On 02/12/26 09:55, Christian Loehle wrote:
> On 2/11/26 01:48, Qais Yousef wrote:
> > On 02/06/26 10:54, Vincent Guittot wrote:
> >> With EAS, a group should be set overloaded if at least 1 CPU in the group
> >> is overutilized but it can happen that a CPU is fully utilized by tasks
> >> because of clamping the compute capacity of the CPU. In such case, the CPU
> >> is not overutilized and as a result should not be set overloaded as well.
> >>
> >> group_overloaded being a higher priority than group_misfit, such group can
> >> be selected as the busiest group instead of a group with a mistfit task
> >> and prevents load_balance to select the CPU with the misfit task to pull
> >> the latter on a fitting CPU.
> >>
> >> Signed-off-by: Vincent Guittot <vincent.guittot@xxxxxxxxxx>
> >> Tested-by: Pierre Gondois <pierre.gondois@xxxxxxx>
> >> ---
> >>
> >> This patch was part of a larger patchset [1] but makes sense on its own and has
> >> not changed since v2
> >>
> >> [1] https://lore.kernel.org/all/20251202181242.1536213-1-vincent.guittot@xxxxxxxxxx/
> >
> > I don't mind this. But I think with the original series misfit will be handled
> > better with push lb, and if it is made to handle overloaded case (which my
> > initial testing shows it is easily doable and I can't see clear bad impact
> > yet), I think we can retire overutilized altogether.
> >
>
> The EAS wakeup path (and therefore the push lb for that matter) is costly and workloads
> are sensitive to it, it's trivial to see with hackbench. Overutilized prevents that.

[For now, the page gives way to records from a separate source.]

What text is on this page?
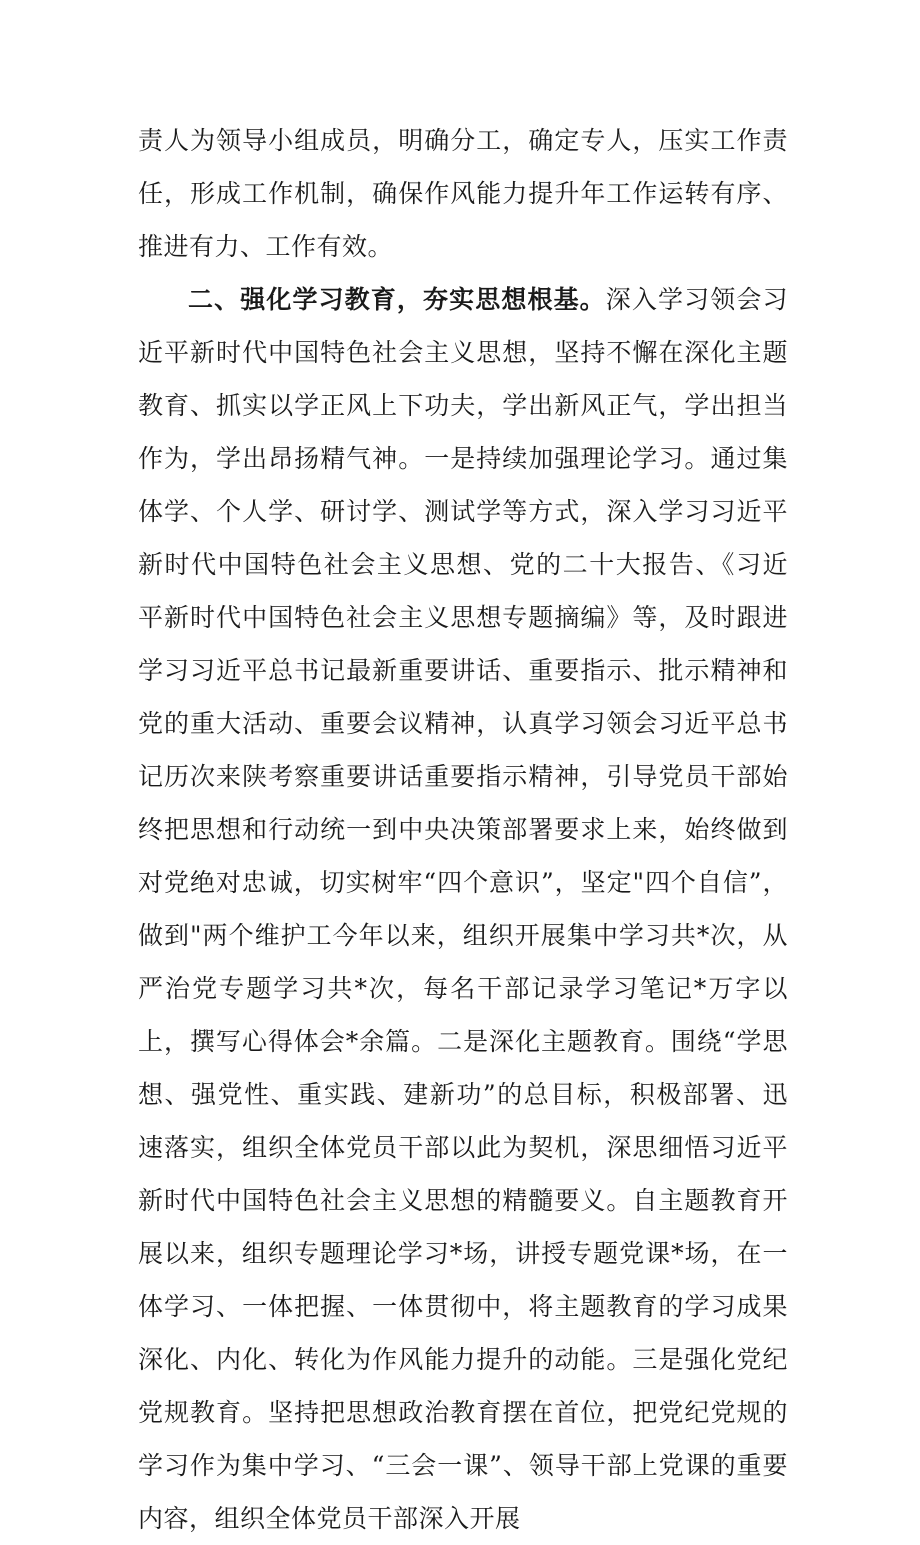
责人为领导小组成员，明确分工，确定专人，压实工作责任，形成工作机制，确保作风能力提升年工作运转有序、推进有力、工作有效。

二、强化学习教育，夯实思想根基。深入学习领会习近平新时代中国特色社会主义思想，坚持不懈在深化主题教育、抓实以学正风上下功夫，学出新风正气，学出担当作为，学出昂扬精气神。一是持续加强理论学习。通过集体学、个人学、研讨学、测试学等方式，深入学习习近平新时代中国特色社会主义思想、党的二十大报告、《习近平新时代中国特色社会主义思想专题摘编》等，及时跟进学习习近平总书记最新重要讲话、重要指示、批示精神和党的重大活动、重要会议精神，认真学习领会习近平总书记历次来陕考察重要讲话重要指示精神，引导党员干部始终把思想和行动统一到中央决策部署要求上来，始终做到对党绝对忠诚，切实树牢“四个意识”，坚定"四个自信”，做到"两个维护工今年以来，组织开展集中学习共*次，从严治党专题学习共*次，每名干部记录学习笔记*万字以上，撰写心得体会*余篇。二是深化主题教育。围绕“学思想、强党性、重实践、建新功”的总目标，积极部署、迅速落实，组织全体党员干部以此为契机，深思细悟习近平新时代中国特色社会主义思想的精髓要义。自主题教育开展以来，组织专题理论学习*场，讲授专题党课*场，在一体学习、一体把握、一体贯彻中，将主题教育的学习成果深化、内化、转化为作风能力提升的动能。三是强化党纪党规教育。坚持把思想政治教育摆在首位，把党纪党规的学习作为集中学习、“三会一课”、领导干部上党课的重要内容，组织全体党员干部深入开展
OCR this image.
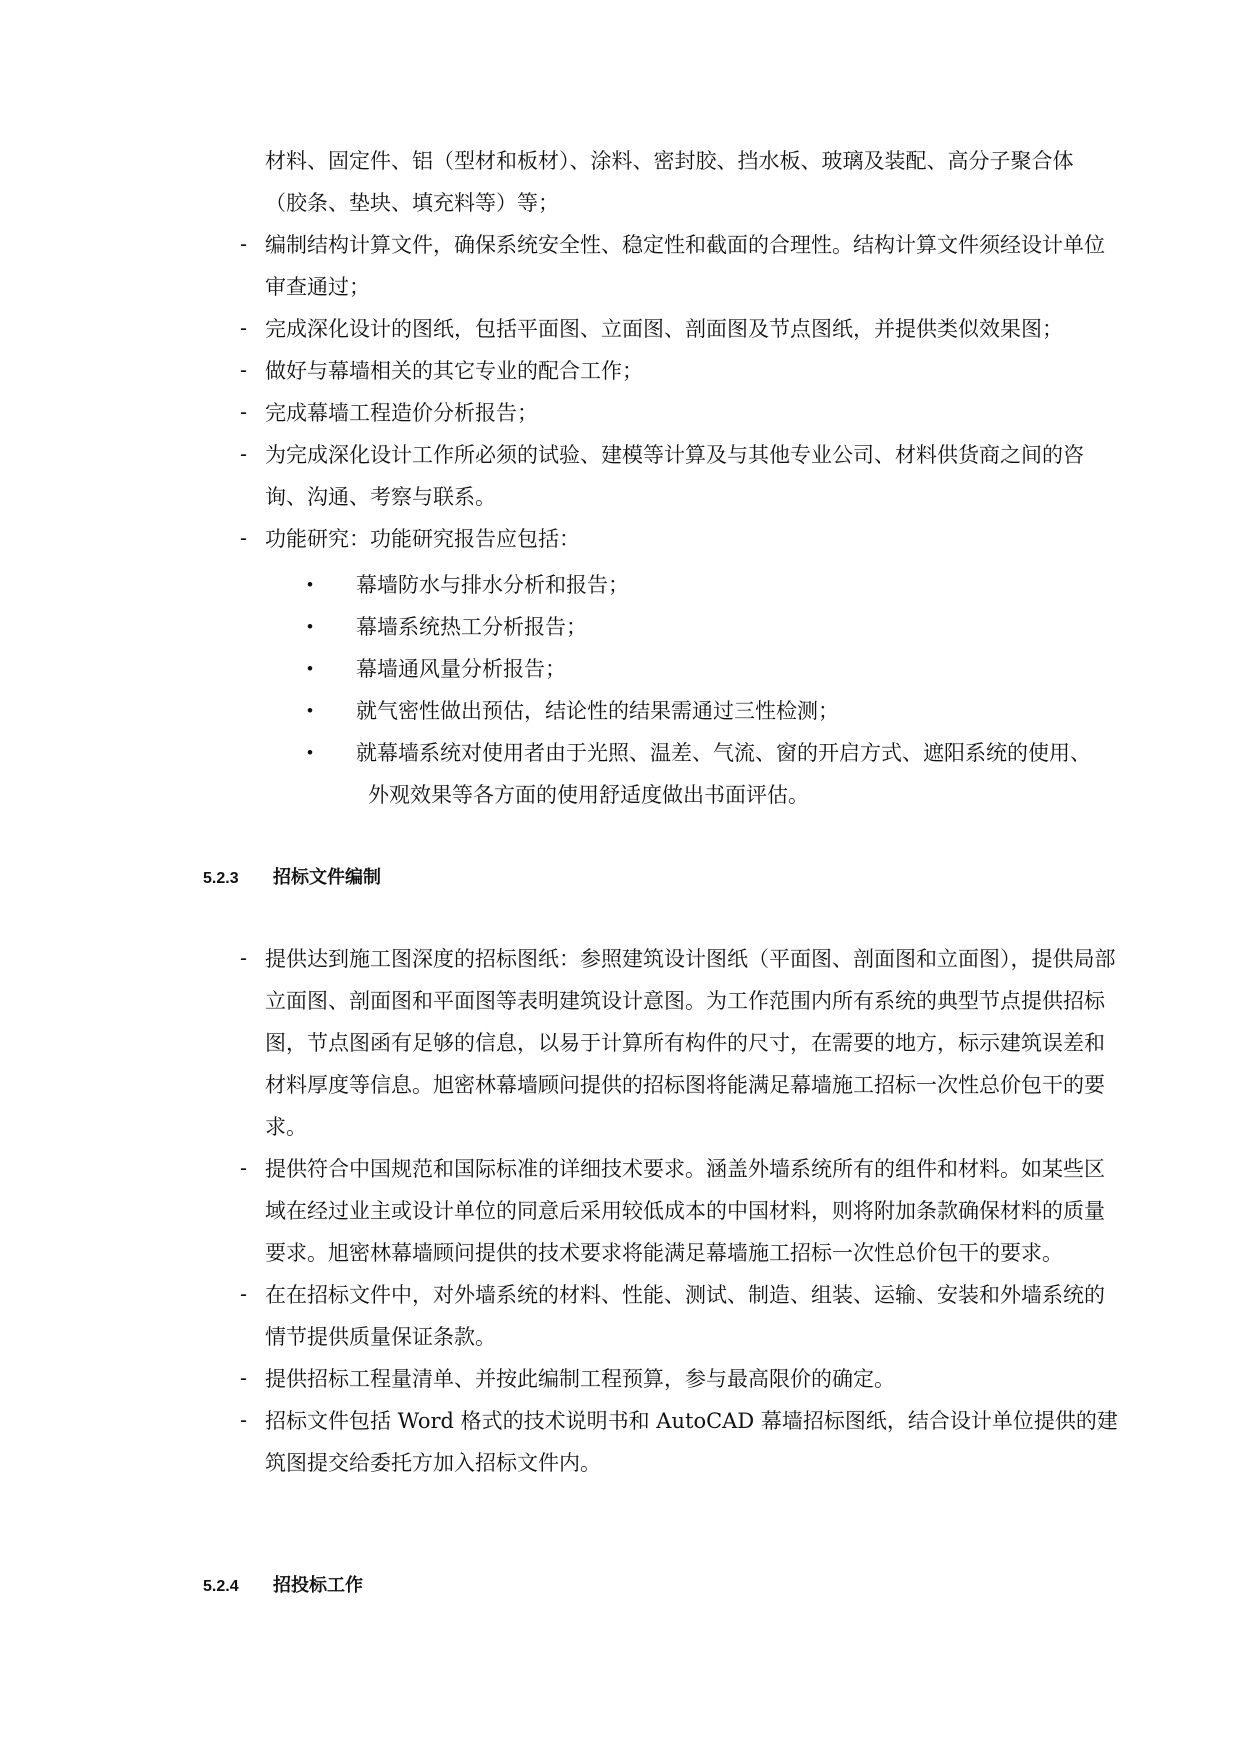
材料、固定件、铝（型材和板材）、涂料、密封胶、挡水板、玻璃及装配、高分子聚合体
（胶条、垫块、填充料等）等；

- 编制结构计算文件，确保系统安全性、稳定性和截面的合理性。结构计算文件须经设计单位审查通过；
- 完成深化设计的图纸，包括平面图、立面图、剖面图及节点图纸，并提供类似效果图；
- 做好与幕墙相关的其它专业的配合工作；
- 完成幕墙工程造价分析报告；
- 为完成深化设计工作所必须的试验、建模等计算及与其他专业公司、材料供货商之间的咨询、沟通、考察与联系。
- 功能研究：功能研究报告应包括：
• 幕墙防水与排水分析和报告；
• 幕墙系统热工分析报告；
• 幕墙通风量分析报告；
• 就气密性做出预估，结论性的结果需通过三性检测；
• 就幕墙系统对使用者由于光照、温差、气流、窗的开启方式、遮阳系统的使用、
外观效果等各方面的使用舒适度做出书面评估。
5.2.3 招标文件编制
- 提供达到施工图深度的招标图纸：参照建筑设计图纸（平面图、剖面图和立面图），提供局部立面图、剖面图和平面图等表明建筑设计意图。为工作范围内所有系统的典型节点提供招标图，节点图函有足够的信息，以易于计算所有构件的尺寸，在需要的地方，标示建筑误差和材料厚度等信息。旭密林幕墙顾问提供的招标图将能满足幕墙施工招标一次性总价包干的要求。
- 提供符合中国规范和国际标准的详细技术要求。涵盖外墙系统所有的组件和材料。如某些区域在经过业主或设计单位的同意后采用较低成本的中国材料，则将附加条款确保材料的质量要求。旭密林幕墙顾问提供的技术要求将能满足幕墙施工招标一次性总价包干的要求。
- 在在招标文件中，对外墙系统的材料、性能、测试、制造、组装、运输、安装和外墙系统的情节提供质量保证条款。
- 提供招标工程量清单、并按此编制工程预算，参与最高限价的确定。
- 招标文件包括 Word 格式的技术说明书和 AutoCAD 幕墙招标图纸，结合设计单位提供的建筑图提交给委托方加入招标文件内。
5.2.4 招投标工作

What workloads? I have been testing this and all I am seeing are great results
so far.

Hackbench is a super synthetic test that doesn't represent any real workload.
It purely measures context switch overhead. I think I said this before, but
I'll repeat it again. For most modern systems and workloads we really need to
spend more time to make sure we do the correct task placement decision as the
cost of a wrong fast decision is worse than a slow correct one. And this is not
something special about mobile systems. Servers and others do care. For those
who really don't want any additional overhead they can just disable the static
key.

FWIW I tried schbench, which is more realistic since it does something that
represents a web server, and it measures throughput and latencies and I got 10%
better throughput, 27% better P99 and 49% better max latencies. And yes, OU is
completely disabled when I ran this test.

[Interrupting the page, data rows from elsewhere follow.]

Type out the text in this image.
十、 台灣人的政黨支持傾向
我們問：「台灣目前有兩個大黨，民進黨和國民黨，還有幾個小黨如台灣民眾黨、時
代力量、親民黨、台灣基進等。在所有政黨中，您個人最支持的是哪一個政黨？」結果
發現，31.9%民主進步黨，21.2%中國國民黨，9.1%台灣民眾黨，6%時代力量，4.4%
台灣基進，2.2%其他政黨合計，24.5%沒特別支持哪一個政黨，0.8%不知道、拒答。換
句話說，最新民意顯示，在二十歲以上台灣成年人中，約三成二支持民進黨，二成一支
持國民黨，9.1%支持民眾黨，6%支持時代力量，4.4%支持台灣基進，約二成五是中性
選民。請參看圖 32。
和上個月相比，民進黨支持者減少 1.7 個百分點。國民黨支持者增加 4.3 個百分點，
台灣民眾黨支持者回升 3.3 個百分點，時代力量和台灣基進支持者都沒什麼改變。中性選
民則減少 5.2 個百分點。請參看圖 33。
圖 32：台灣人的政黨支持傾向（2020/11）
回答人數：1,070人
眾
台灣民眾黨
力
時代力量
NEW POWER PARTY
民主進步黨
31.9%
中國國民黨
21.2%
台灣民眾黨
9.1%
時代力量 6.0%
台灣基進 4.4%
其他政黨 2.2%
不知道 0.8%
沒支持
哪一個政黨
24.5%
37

But disclaimer again, I backported earlier (modified) version of the patch and
running on non-mainline kernel with OOT changes applied that I think helps to
demonstrate the benefit even better.

Vincent, I am trying to stress the importance of the work and its great
potential. I am not expecting the initial merge to handle everything yet ;-)

> Arguments about PELT inaccuracies during periods of unmet compute demand (and therefore
> entirely bogus EAS computation results) aside, I don't see how we a push lb could retire
> OU? If anything you're paying twice the price then for these scenarios?

I am not seeing any price to be paid. Geekbench scores are within run-to-run
variation.